O zaman yavaş ve kasıtlı bir şekilde gülümsedi, yüzünden o gülümsemeyi silmek ya da belki üzerine oturmak isteyeceğim türden bir gülümseme. Mahvolmuştum! "Emin misin?"

Nabzımın hızlanmasını nefret ettim. "Kesinlikle."

Gözleri benimkilerde biraz daha uzun süre kaldı, sonra geri çekildi, tuvalete girmem için yeterli alan bıraktı. "Burada olacağım," dedi, sesi alay eder gibi peşimden geldi.

Kapı arkamdan kapandığında, ona yaslandım, titrek bir nefes verdim. Cildim karıncalanıyordu, kalbim alkolle ilgisi olmayan bir şekilde hızla atıyordu.

"Kendine gel," diye mırıldandım, çantamdan telefonumu çıkararak. Eğer onun beni eve götüreceğini düşünüyorsa, yanılıyordu.
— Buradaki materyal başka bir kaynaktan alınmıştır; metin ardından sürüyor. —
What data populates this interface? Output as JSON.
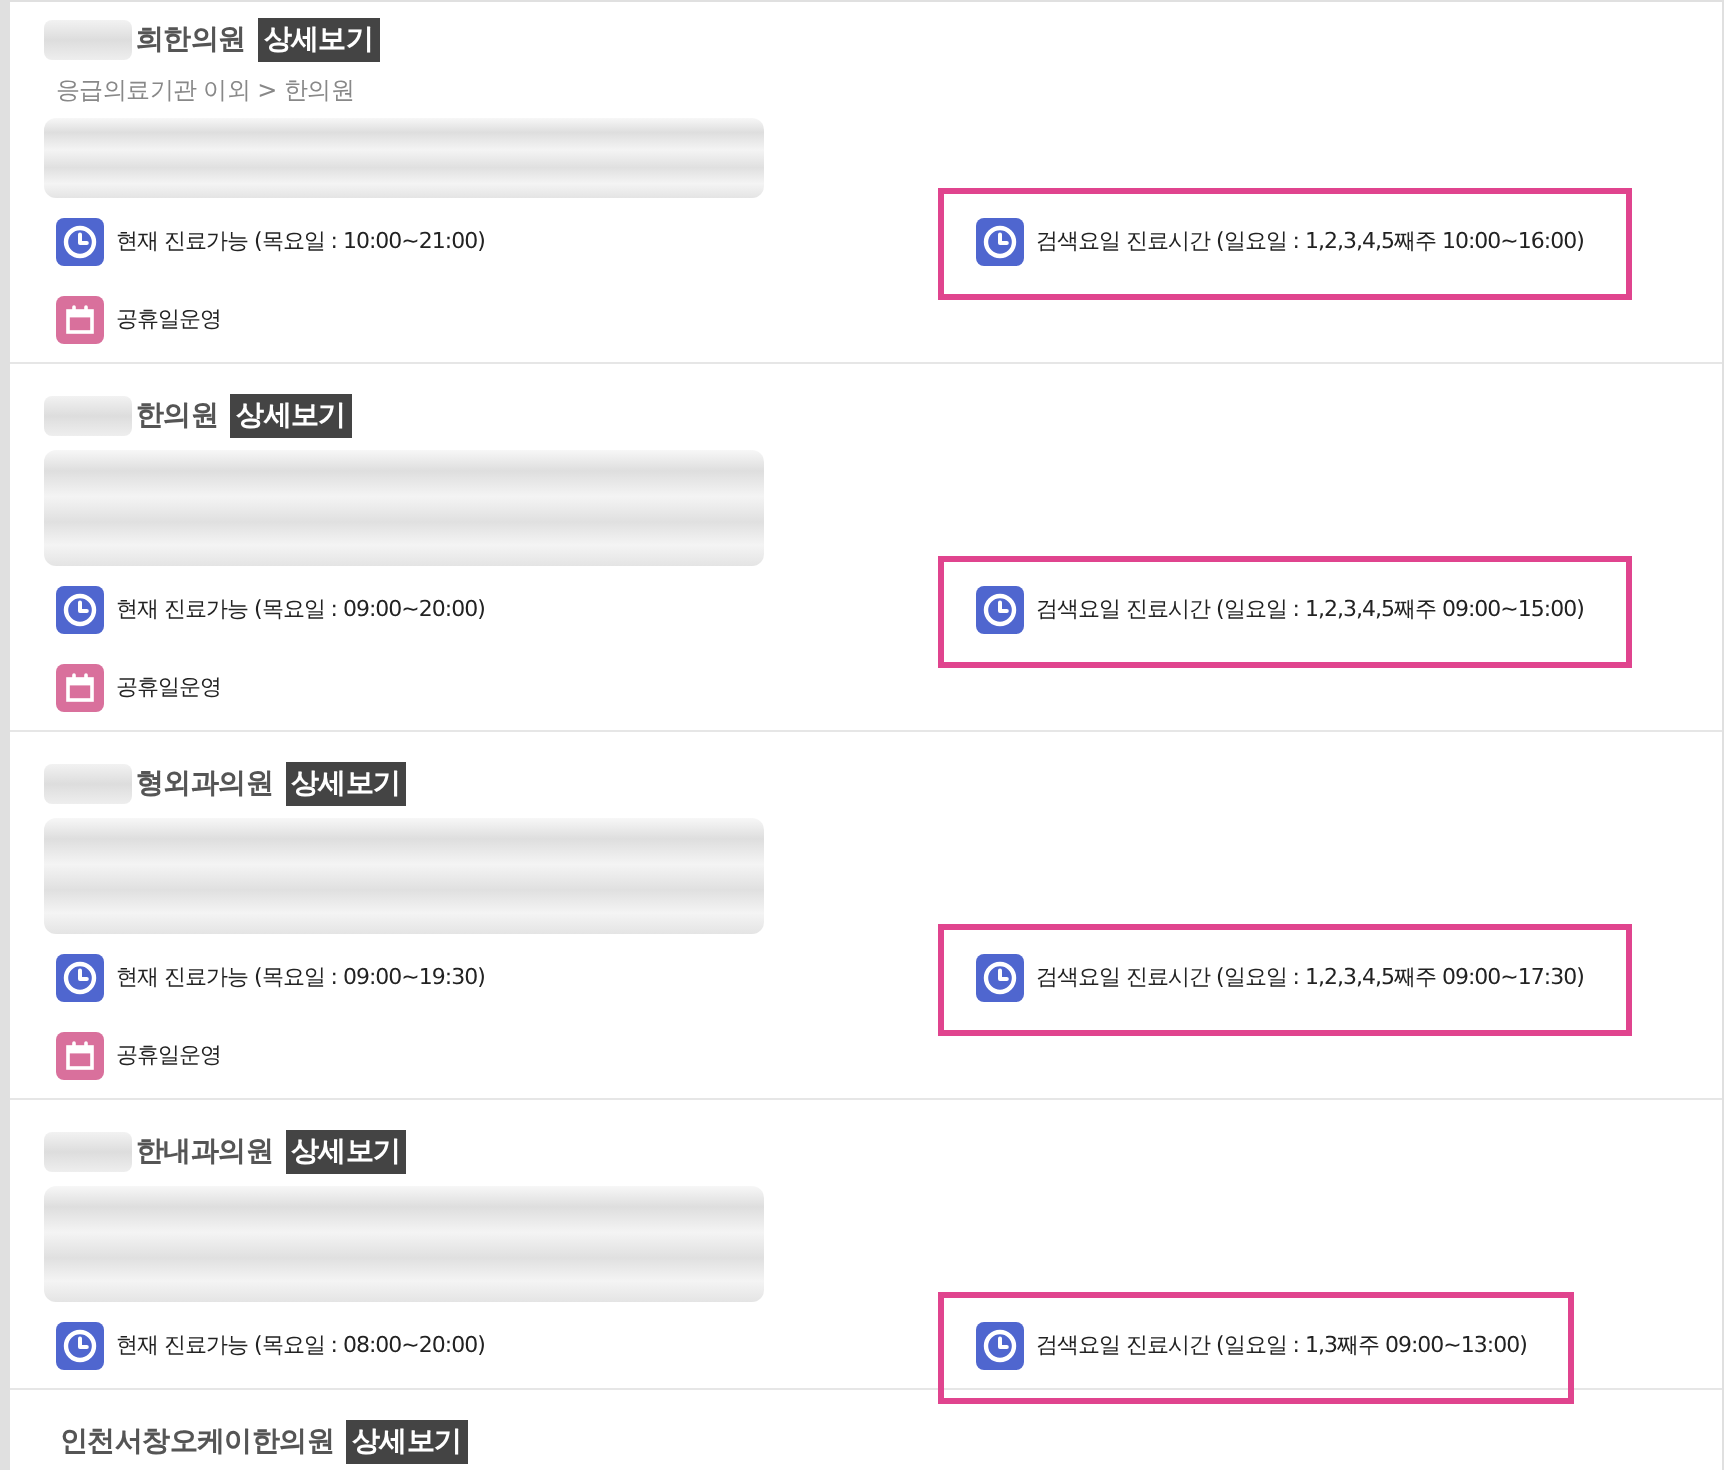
{
  "clinics": [
    {
      "name_masked": true,
      "name": "희한의원",
      "detail_button": "상세보기",
      "category": "응급의료기관 이외 > 한의원",
      "details_masked": true,
      "current_hours": "현재 진료가능 (목요일 : 10:00~21:00)",
      "search_hours": {
        "text": "검색요일 진료시간 (일요일 : 1,2,3,4,5째주 10:00~16:00)",
        "highlighted": true
      },
      "holiday": "공휴일운영"
    },
    {
      "name_masked": true,
      "name": "한의원",
      "detail_button": "상세보기",
      "details_masked": true,
      "current_hours": "현재 진료가능 (목요일 : 09:00~20:00)",
      "search_hours": {
        "text": "검색요일 진료시간 (일요일 : 1,2,3,4,5째주 09:00~15:00)",
        "highlighted": true
      },
      "holiday": "공휴일운영"
    },
    {
      "name_masked": true,
      "name": "형외과의원",
      "detail_button": "상세보기",
      "details_masked": true,
      "current_hours": "현재 진료가능 (목요일 : 09:00~19:30)",
      "search_hours": {
        "text": "검색요일 진료시간 (일요일 : 1,2,3,4,5째주 09:00~17:30)",
        "highlighted": true
      },
      "holiday": "공휴일운영"
    },
    {
      "name_masked": true,
      "name": "한내과의원",
      "detail_button": "상세보기",
      "details_masked": true,
      "current_hours": "현재 진료가능 (목요일 : 08:00~20:00)",
      "search_hours": {
        "text": "검색요일 진료시간 (일요일 : 1,3째주 09:00~13:00)",
        "highlighted": true
      }
    },
    {
      "name_masked": false,
      "name": "인천서창오케이한의원",
      "detail_button": "상세보기",
      "details_masked": false
    }
  ]
}
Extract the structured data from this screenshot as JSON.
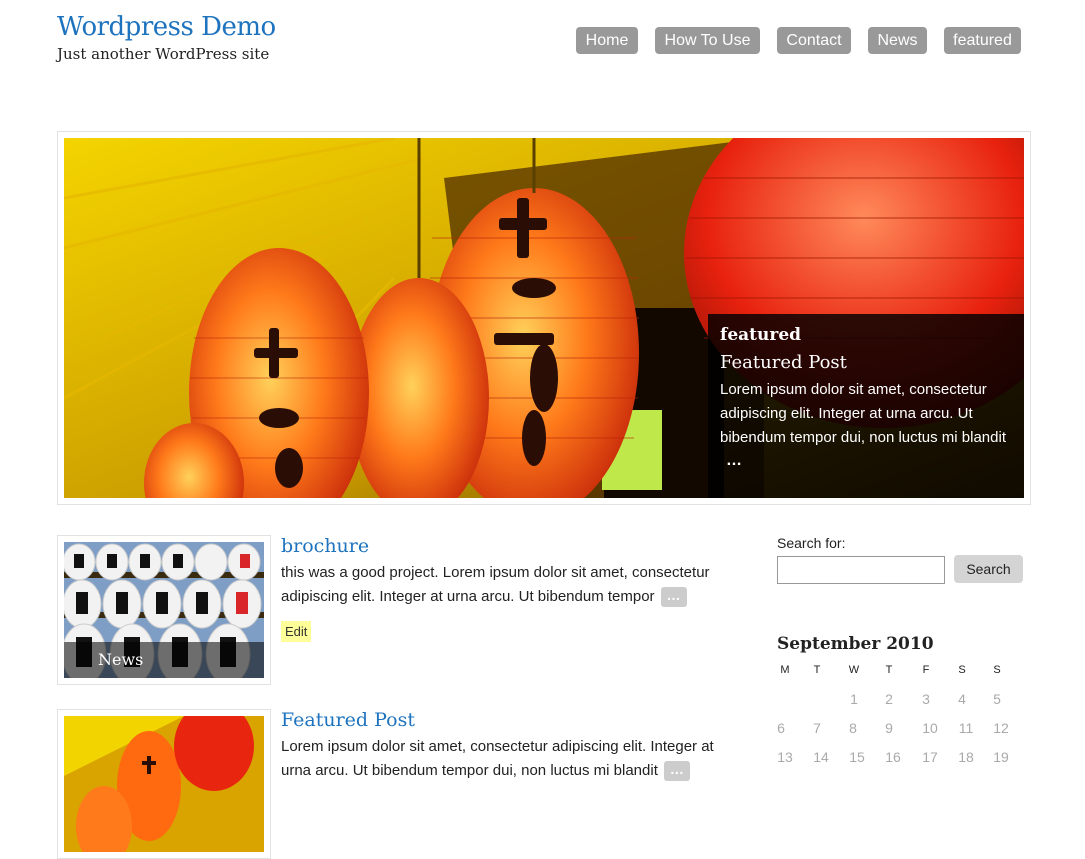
{
  "site": {
    "title": "Wordpress Demo",
    "description": "Just another WordPress site"
  },
  "nav": [
    {
      "label": "Home"
    },
    {
      "label": "How To Use"
    },
    {
      "label": "Contact"
    },
    {
      "label": "News"
    },
    {
      "label": "featured"
    }
  ],
  "slider": {
    "category": "featured",
    "title": "Featured Post",
    "excerpt": "Lorem ipsum dolor sit amet, consectetur adipiscing elit. Integer at urna arcu. Ut bibendum tempor dui, non luctus mi blandit",
    "more": "…"
  },
  "posts": [
    {
      "title": "brochure",
      "excerpt": "this was a good project. Lorem ipsum dolor sit amet, consectetur adipiscing elit. Integer at urna arcu. Ut bibendum tempor",
      "more": "…",
      "category": "News",
      "edit": "Edit"
    },
    {
      "title": "Featured Post",
      "excerpt": "Lorem ipsum dolor sit amet, consectetur adipiscing elit. Integer at urna arcu. Ut bibendum tempor dui, non luctus mi blandit",
      "more": "…"
    }
  ],
  "sidebar": {
    "search_label": "Search for:",
    "search_value": "",
    "search_button": "Search",
    "calendar": {
      "caption": "September 2010",
      "weekdays": [
        "M",
        "T",
        "W",
        "T",
        "F",
        "S",
        "S"
      ],
      "rows": [
        [
          "",
          "",
          "1",
          "2",
          "3",
          "4",
          "5"
        ],
        [
          "6",
          "7",
          "8",
          "9",
          "10",
          "11",
          "12"
        ],
        [
          "13",
          "14",
          "15",
          "16",
          "17",
          "18",
          "19"
        ]
      ]
    }
  },
  "colors": {
    "link": "#1e73be",
    "nav_bg": "#999999",
    "edit_bg": "#ffff99"
  }
}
Rideshare uygulamasını açtım, biraz zorlanarak, ve bir Uber çağırdım. Beş dakika. Tek ihtiyacım olan buydu.

Ama aynadaki yansımama bakarken, yanaklarımdaki kızarıklık ve nefesimin biraz fazla hızlı olması, Adam Crest'in beni içine çektiği şeyden beş dakikanın yeterli olmayacağını hissetmemi engelleyemedi.